Vielmehr hat das Arbeitsgericht zutreffend angenommen, dass die Klage nicht schlüssig ist. Aus dem
Vorbringen der Antragstellerin ergibt sich nicht einmal andeutungsweise, dass ihr durch adäquat-kausales
Verhalten der Antragsgegnerin oder ihrer Mitarbeiter ein körperlicher Schaden oder eine schwere
Persönlichkeitsverletzung zugefügt worden ist. Keinen der ärztlichen Atteste, die die Antragstellerin zur
Gerichtsakte gereicht hat, lässt sich entnehmen, dass sie wegen "extremen Mobbings" erkrankt ist. Das
Gegenteil trifft zu. Denn nach dem Inhalt des ärztlichen Gutachtens für die Bundesversicherungsanstalt für
Angestellte auf dem Gebiet der Psychiatrie vom 26.03.2002 kann die Antragstellerin aufgrund von
Vermeidungsverhalten, Erwartungsangst und Panikattacken sowie Versagensängsten ihrem Beruf als
Bankkauffrau nicht nachgehen. Das trifft auch für andere Tätigkeiten zu, bei denen übliche soziale
Anforderungen und ein Weg zum Arbeitsplatz bewältigt werden müssen. Das fachärztliche Gutachten der
behandelnden Fachärztin für Psychiatrie, Frau Dr.

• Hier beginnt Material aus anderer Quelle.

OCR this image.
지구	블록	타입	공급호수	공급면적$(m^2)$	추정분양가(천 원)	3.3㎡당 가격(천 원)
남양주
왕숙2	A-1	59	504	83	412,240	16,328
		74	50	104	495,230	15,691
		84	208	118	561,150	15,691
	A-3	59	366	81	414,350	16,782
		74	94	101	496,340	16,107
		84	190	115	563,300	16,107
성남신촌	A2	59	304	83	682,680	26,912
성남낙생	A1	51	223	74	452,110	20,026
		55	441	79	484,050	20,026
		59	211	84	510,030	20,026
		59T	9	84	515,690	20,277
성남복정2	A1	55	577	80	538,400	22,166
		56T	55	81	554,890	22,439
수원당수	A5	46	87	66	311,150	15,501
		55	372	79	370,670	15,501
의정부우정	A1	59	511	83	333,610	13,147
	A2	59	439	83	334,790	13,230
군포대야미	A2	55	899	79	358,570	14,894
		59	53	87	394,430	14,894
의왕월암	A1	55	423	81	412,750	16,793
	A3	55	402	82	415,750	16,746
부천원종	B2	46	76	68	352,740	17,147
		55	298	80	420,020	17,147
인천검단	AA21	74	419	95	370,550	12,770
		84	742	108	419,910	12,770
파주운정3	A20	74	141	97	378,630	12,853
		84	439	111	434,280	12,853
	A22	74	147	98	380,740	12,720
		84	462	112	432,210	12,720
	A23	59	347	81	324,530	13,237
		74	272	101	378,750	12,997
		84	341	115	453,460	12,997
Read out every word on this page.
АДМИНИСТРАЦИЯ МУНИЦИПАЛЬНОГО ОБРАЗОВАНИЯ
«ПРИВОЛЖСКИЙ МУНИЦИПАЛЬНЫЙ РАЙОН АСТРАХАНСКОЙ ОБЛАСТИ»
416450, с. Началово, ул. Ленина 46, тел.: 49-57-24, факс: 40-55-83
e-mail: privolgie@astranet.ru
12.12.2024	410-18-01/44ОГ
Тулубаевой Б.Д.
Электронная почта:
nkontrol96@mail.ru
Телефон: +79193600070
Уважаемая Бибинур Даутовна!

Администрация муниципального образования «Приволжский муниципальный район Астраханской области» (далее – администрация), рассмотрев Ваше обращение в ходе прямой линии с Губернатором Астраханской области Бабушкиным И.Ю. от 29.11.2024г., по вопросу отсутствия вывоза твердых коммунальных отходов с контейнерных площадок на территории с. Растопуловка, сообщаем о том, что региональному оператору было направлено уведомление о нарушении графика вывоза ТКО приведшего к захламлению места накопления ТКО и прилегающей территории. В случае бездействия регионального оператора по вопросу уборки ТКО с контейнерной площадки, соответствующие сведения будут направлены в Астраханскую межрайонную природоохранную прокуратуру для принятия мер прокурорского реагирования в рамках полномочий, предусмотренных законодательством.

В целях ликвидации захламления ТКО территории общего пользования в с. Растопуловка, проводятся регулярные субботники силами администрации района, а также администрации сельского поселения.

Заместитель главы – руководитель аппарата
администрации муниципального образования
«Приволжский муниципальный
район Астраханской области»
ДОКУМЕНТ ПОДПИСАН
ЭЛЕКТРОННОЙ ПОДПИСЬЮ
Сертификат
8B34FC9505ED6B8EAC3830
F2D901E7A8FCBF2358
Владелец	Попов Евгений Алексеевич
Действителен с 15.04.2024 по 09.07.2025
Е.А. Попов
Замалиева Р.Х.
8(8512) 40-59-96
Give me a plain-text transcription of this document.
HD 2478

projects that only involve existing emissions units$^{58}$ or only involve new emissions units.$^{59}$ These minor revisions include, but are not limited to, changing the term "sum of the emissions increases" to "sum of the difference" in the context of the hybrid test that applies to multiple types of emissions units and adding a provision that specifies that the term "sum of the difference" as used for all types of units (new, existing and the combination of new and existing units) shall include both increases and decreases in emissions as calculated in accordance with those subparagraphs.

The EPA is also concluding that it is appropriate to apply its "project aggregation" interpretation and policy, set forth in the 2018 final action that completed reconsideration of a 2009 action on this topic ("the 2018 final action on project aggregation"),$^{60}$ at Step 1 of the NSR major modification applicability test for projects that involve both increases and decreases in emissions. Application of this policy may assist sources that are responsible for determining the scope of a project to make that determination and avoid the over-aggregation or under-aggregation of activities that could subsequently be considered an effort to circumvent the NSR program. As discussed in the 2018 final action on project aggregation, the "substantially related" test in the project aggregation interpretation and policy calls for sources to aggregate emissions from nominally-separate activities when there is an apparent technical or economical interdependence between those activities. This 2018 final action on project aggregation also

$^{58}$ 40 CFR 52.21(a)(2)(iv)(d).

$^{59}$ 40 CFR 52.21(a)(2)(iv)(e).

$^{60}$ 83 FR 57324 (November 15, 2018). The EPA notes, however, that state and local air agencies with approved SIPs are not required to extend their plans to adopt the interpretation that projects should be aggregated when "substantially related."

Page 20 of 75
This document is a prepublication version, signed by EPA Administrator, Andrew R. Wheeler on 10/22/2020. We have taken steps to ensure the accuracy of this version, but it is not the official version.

X., kommt schließlich zu dem Ergebnis, dass die
Klägerin unter einer schwersten, frühen Persönlichkeitsentwicklungsstörung leidet. Auch aus diesem
Attest lässt sich nicht ableiten, dass der Gesundheitszustand der Antragstellerin auf "extremes Mobbing"
zurückzuführen ist.
Das Vorbringen der Antragstellerin im Beschwerdeverfahren rechtfertigt keine abweichende Beurteilung
des hier maßgeblichen Lebenssachverhaltes. Dabei bedarf es keiner Diskussion um eine vermeintliche
Beweisnot der Antragstellerin. Wie zuvor dargestellt, bedarf es eines nach Inhalt, Ort, Zeitpunkt und
beteiligten Personen substantiierten Tatsachenvortrages im hier maßgeblichen Zusammenhang, um zum
einen der Antragsgegnerin überhaupt ein substantiiertes Bestreiten zu ermöglichen, d. h. zuvor auch
Hausintern eigene Nachforschungen anzustellen und zum anderen, um überhaupt für die Durchführung
einer Beweisaufnahme präzise Beweisthemen benennen zu können und nicht den gegebenen
Sachverhalt erst im Wege der Ausforschung zu ermitteln. Insoweit hat das Arbeitsgericht zutreffend darauf
hingewiesen, dass die tatsächlichen Angaben der Antragstellerin den hier zu stellenden Anforderungen
auch im Rahmen einer überschlägigen Überprüfung nicht genügen und, wie bereits zuvor dargestellt,
insbesondere, dass sich keinem der ärztlichen Atteste entnehmen lässt, dass sie wegen "extremen
Mobbings" einen körperlichen Schaden oder eine schwere Persönlichkeitsverletzung erlitten hat.
Nach alledem war die sofortige Beschwerde zurückzuweisen.
Gegen diese Entscheidung ist kein Rechtsmittel gegeben.